Why doesn't the bitwise & operator short-circuit?

Question

We all know that the logical && operator short circuits if the left operand is false, because we know that if one operand is false, then the result is also false.

Why doesn't the bitwise & operator also short-circuit? If the left operand is 0, then we know that the result is also 0. Every language I've tested this in (C, Javascript, C#) evaluates both operands instead of stopping after the first.

Is there any reason why it would be a bad idea the let the & operator short-circuit? If not, why don't most languages make it short-cicuit? It seems like an obvious optimization.

Answer 1

I'd guess it's because a bitwise and in the source language typically gets translated fairly directly to a bitwise and instruction to be executed by the processor. That, in turn, is implemented as a group of the proper number of and gates in the hardware.

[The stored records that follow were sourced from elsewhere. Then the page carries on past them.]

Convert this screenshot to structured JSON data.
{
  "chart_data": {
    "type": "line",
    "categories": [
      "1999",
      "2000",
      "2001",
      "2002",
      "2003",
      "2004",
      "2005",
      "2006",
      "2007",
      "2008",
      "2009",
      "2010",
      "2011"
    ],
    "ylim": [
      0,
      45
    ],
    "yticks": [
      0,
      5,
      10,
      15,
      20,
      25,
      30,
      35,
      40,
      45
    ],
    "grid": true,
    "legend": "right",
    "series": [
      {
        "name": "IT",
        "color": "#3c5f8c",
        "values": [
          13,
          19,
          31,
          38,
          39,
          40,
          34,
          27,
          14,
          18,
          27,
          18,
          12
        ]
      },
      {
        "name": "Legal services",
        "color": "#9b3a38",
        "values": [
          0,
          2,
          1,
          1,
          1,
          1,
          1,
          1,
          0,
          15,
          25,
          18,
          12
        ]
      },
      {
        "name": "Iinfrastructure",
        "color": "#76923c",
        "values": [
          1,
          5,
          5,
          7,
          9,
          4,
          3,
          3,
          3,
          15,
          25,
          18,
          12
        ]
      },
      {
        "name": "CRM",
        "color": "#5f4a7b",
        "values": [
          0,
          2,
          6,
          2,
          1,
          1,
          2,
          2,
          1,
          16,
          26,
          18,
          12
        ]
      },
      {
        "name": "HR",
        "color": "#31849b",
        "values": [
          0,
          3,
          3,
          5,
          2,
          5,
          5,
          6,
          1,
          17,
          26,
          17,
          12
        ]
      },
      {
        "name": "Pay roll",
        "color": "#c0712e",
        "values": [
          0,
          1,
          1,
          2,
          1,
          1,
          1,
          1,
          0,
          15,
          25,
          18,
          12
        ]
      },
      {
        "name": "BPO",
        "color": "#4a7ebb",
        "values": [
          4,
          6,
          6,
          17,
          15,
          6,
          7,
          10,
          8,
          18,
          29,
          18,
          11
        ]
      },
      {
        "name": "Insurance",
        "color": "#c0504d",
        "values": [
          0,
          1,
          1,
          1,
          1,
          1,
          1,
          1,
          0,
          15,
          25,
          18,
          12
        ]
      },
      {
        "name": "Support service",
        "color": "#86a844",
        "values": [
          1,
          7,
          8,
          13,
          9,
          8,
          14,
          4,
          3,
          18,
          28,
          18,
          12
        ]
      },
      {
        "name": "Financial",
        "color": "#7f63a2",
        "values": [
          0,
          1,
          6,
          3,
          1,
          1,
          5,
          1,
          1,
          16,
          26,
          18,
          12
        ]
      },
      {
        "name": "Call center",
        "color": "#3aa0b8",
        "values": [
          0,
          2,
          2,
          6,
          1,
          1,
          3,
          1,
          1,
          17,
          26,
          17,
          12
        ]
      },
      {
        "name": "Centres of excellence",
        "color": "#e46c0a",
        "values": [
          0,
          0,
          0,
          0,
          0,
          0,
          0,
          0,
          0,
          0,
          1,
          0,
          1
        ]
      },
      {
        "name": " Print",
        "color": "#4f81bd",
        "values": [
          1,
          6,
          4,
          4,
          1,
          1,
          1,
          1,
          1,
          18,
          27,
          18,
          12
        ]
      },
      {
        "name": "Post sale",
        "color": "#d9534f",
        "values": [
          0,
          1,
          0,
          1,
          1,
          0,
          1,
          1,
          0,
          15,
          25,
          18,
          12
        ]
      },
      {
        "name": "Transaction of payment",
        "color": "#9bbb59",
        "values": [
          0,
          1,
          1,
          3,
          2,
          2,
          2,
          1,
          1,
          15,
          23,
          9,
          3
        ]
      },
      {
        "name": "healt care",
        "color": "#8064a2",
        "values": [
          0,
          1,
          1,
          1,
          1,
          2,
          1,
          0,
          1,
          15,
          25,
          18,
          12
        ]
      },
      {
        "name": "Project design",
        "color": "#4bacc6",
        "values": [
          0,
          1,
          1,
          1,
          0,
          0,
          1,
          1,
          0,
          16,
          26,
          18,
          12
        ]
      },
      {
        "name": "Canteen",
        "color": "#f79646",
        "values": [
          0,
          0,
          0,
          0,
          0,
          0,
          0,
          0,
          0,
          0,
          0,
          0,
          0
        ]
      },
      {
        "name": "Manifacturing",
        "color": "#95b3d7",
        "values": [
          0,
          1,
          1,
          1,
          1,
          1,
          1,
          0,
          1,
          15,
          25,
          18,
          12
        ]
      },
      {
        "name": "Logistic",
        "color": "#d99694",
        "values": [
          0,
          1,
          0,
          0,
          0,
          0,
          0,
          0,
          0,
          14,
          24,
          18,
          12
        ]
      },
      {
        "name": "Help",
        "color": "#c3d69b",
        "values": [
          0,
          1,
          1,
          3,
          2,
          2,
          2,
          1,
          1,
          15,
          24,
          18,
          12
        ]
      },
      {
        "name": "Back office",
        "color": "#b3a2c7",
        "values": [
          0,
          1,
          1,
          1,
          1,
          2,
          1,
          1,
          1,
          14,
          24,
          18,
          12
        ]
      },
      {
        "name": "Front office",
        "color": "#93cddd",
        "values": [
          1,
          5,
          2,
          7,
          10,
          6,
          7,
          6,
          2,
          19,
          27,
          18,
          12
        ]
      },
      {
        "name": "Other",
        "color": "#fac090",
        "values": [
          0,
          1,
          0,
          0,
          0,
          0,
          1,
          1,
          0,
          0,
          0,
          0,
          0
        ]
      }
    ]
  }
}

I don't see this as optimizing much of anything in most cases. Evaluating the second operand will normally cost less than testing to see whether you should evaluate it.

Answer 2

Short-circuiting is not an optimization device. It is a control flow device. If you fail to short-circuit p != NULL && *p != 0, you will not get a marginally slower program, you will get a crashing program.

This kind of short-circuiting almost never makes sense for bitwise operators, and is more expensive than normal non-short-circuiting operator.